There’s a great description Le Frak City, the housing complex in Corona, Queens, in Gary Shteyngart’s book Super Sad True Love Story.  Lenny Abramov, the novel’s hero, compares the balconied, brick buildings to “soot-covered accordions,” and bemoans their “ugly gigantism."  It’s striking because Le Frak City isn’t even a housing project; it was developed in 1962 as a haven for working- and middle-class New Yorkers.  But there’s something about exurban housing complexes like this, that pack hundreds of units into enormous, freestanding volumes, that always gives them a whiff of sadness. Via Verdi, the new Bronx housing development for low-income workers that Michael Kimmelman, the new New York Times architecture critic, reviews in his first piece, has this same aspect.  And yet Kimmelman doesn’t make note of it.

Kimmelman, who had been an art critic at the paper, states pretty clearly that he’s interested in the "cultural and civic aspect of architecture” more than its indelible, physical qualities.  He applauds green design elements like cross-ventilation and ceiling fans.  And he applauds “healthy” design elements, like windowed staircases that lure people away from elevators, and a roof garden where residents can grow their own vegetables.  But he doesn’t give us a sense of what the architecture is; he doesn’t even tell us what the building is clad with.  And he takes the unsophisticated point of view that “… for Via Verde the question was what a housing development on its own could do to shape and change behavior."  This is just as condescending as the rendering on the splash page of the Via Verde website, that shows black residents growing tomatoes and cradling a basket of onions.  Kimmelman is writing about a city building that we’d all like to know more about, and he describes the history of the project well.  But he is not writing about architecture.

For  many years, along with Melville and Proust, Ada Louise Huxtable has languished on my need-to-read list.  This highly accomplished architecture critic, who wrote many years for the New York Times and now writes, occasionally, for the Wall Street Journal, is beloved by both design types and lay people.

Well, last week I picked up a compilation of her work, “On Architecture,” and I simply fell right inside of it.  Huxtable is a dazzling voice.  A building is so many things: art object, infrastructure, civic space, machine, mythology.  More so than any other contemporary critic I know, she can get at a building at all these levels all at once, and in the relatively short format of a newspaper column.  She has a vast knowledge of architecture and history and New York.  And she’s a savvy, supple writer.  She dips into both vernacular and literary language and, as much as it is possible when writing sanely about architecture, she lets it fly.  I’ve always held Paul Kael and Peter Schjeldahl in the highest esteem as critics because their passion for what they are writing about is matched by their passion for language.  Now I’m adding Huxtable to that list.
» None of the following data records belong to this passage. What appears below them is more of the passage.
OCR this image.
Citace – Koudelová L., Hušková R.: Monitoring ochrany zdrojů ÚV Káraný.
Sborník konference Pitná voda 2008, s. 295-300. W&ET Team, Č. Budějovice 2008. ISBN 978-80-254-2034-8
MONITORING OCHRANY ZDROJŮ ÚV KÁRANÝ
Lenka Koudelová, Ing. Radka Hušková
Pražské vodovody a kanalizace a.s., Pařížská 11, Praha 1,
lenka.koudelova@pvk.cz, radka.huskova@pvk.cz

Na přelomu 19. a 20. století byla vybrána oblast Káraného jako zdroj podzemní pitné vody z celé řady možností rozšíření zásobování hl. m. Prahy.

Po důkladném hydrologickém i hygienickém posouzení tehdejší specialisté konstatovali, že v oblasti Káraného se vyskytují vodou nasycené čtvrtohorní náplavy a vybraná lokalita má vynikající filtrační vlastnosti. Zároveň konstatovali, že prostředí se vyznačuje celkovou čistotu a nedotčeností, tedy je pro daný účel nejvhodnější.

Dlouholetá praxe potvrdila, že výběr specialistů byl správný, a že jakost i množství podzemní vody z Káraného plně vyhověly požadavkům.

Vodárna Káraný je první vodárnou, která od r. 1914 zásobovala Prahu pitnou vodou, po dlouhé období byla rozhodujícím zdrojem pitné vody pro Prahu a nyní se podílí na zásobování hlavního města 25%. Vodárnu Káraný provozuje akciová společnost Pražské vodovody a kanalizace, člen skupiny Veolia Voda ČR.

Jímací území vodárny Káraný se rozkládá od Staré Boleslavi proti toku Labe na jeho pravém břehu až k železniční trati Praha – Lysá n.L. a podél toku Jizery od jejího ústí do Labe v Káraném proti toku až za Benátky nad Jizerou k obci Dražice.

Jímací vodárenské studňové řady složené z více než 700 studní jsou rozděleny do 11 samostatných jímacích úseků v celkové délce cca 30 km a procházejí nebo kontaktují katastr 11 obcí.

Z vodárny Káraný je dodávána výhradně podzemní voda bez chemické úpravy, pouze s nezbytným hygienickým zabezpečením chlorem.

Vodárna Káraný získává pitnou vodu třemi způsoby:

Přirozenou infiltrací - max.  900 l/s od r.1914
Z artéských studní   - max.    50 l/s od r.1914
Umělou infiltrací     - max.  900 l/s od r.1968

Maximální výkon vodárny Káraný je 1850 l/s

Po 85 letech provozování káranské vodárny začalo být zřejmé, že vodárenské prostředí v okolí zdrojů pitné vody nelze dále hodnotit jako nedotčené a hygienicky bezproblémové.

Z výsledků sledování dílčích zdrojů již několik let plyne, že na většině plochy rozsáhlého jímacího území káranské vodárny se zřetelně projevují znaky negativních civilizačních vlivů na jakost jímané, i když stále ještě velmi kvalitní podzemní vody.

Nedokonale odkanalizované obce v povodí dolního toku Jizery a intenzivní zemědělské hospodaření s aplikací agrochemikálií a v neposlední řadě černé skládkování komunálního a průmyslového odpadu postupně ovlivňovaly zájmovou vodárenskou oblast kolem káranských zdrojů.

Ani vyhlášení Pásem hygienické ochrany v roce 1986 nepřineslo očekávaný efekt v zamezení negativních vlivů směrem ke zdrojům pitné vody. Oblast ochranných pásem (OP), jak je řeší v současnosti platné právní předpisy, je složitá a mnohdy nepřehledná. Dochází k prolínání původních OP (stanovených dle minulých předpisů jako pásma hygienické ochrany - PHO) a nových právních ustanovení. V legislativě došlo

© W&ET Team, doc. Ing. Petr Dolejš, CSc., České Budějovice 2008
If there is anyone more annoying than an Architect, it is an Architecture Critic.  These are folks who write about something that, when done properly, cannot be written.  Yet there I was on Tuesday night, packed into the damp, cramped, and drafty Storefront for Art and Architecture, listening to a panel discussion about the state of contemporary architecture criticism.  The critics on the panel did not disappoint, using words like “modality,” “temporalities” and, with disarming frequency, “criticalities."  Panelists from England and Italy lent the proceedings a cosmopolitan flair.  And the woman moderating the panel wore a fluttering yellow Post-it note as an earring.  Was she waiting for an idea to arrive?

Each time a critic took the hand-mic to speak it flared up and buzzed like a light saber.  That only brought to mind how bloodless the discussion really was.  The critics commented lucidly about the decreasing authority of print media and the rising popularity of new media.  They expressed reverence for magazines like Domus, and for the days when architecture critics had travel budgets.  But they exhibited no real concern for architecture or for writing.  The conversation remained meta-critical and, ultimately, rather tame.